La apelación del Bailey Report es al mundo adulto, especialmente a las empresas y los medios, y a las autoridades, para que asuman su parte de responsabilidad frente a la cultura cada vez más sexualizada que rodea a la infancia, y que impacta su construcción de identidad –un proceso que lleva años-, que impone presiones desde estereotipos y expectativas sobre cómo deben comportarse o verse niños y niñas, que confunde nociones sobre la belleza –un territorio diverso y vasto- y las reduce a mandatos que terminan siendo autodestructivos para millones de niñas y adolescentes en el mundo; o que presenta “soluciones” fáciles, aun a costa de sacrificios identitarios o de la propia integridad sexual, a muchas/os adolescentes que ven en ciertas actividades no sólo una forma de vivir vidas glamorosas, sino de escapar de la pobreza, asumiendo que ciertas trayectorias o sueños implican “ciertos sacrificios” –explotación laboral, abusos, acosos sexuales, etc.- y esas son “las reglas del juego”. ¿Cómo desactivar lo que se ha ido naturalizando, los abusos que pasan inadvertidos, la aquiescencia a un modelo que no tiene problema en utilizar y sacrificar incluso a los niños?

La preocupación no es exagerada; es la respuesta normal frente a asedios que comprometen una etapa vulnerable y determinante para cada ser humano como es la niñez. En esta línea, iniciativas de la sociedad civil, como el reporte Bailey, apenas intentan proponer o definir criterios que son bastante básicos, además de realizables, por ejemplo: establecer límites de edad que sean incluidos en videos musicales y videojuegos, tal como ya existe en las películas; solicitar a medios impresos evitar en portada, contenidos sexualmente explícitos y/o violentos; facilitar a las familias el bloqueo de contenidos en dispositivos como computadores, celulares, etc; producir una guía para la industria del retail y modas en relación a la publicidad, diseño y mercadeo de vestuario, accesorios y otros productos para niños y niñas; limitar avisaje en espacios públicos con imágenes sexualizadas a las que pueden ser expuestos un gran número de niños, sobre todo en áreas cercanas a jardines infantiles, escuelas y plazas; restringir o prohibir el empleo de adolescentes menores de 16 años como embajadores o representantes de marcas, y promover una mayor consciencia parental –vía educación en escuelas, o medios de comunicación- en relación al marketing y publicidad dirigido a niños y niñas.
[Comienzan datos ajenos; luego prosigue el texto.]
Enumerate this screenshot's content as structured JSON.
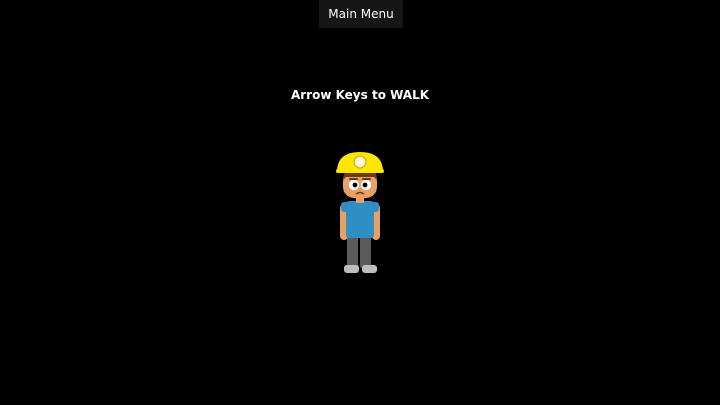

Adicionalmente, se propone la creación de un solo sitio web para sugerencias y reclamos en relación a programas de TV, publicidad, etc., conflictivos para la protección del interés superior de niñas y niños.

En Chile, hay conversaciones que apenas comienzan y que posiblemente llevará tiempo amplificar y traducir en estándares exigibles de cuidado. Tenemos una inmensa oportunidad. El autoexamen personal, familiar, en las instituciones, en nuestra democracia, puede alumbrar nuestros puntos ciegos o borrosos , tanto como nuestras prioridades, creatividades. Nuestra necesidad de aprender tanto todavía, no solos, sino juntos, desde un enfoque de derechos, y desde la cotidianeidad de nuestros hijos e hijas, para poder acompañarlos mejor en estos tiempos, sin dejar de respetar el tiempo de la niñez.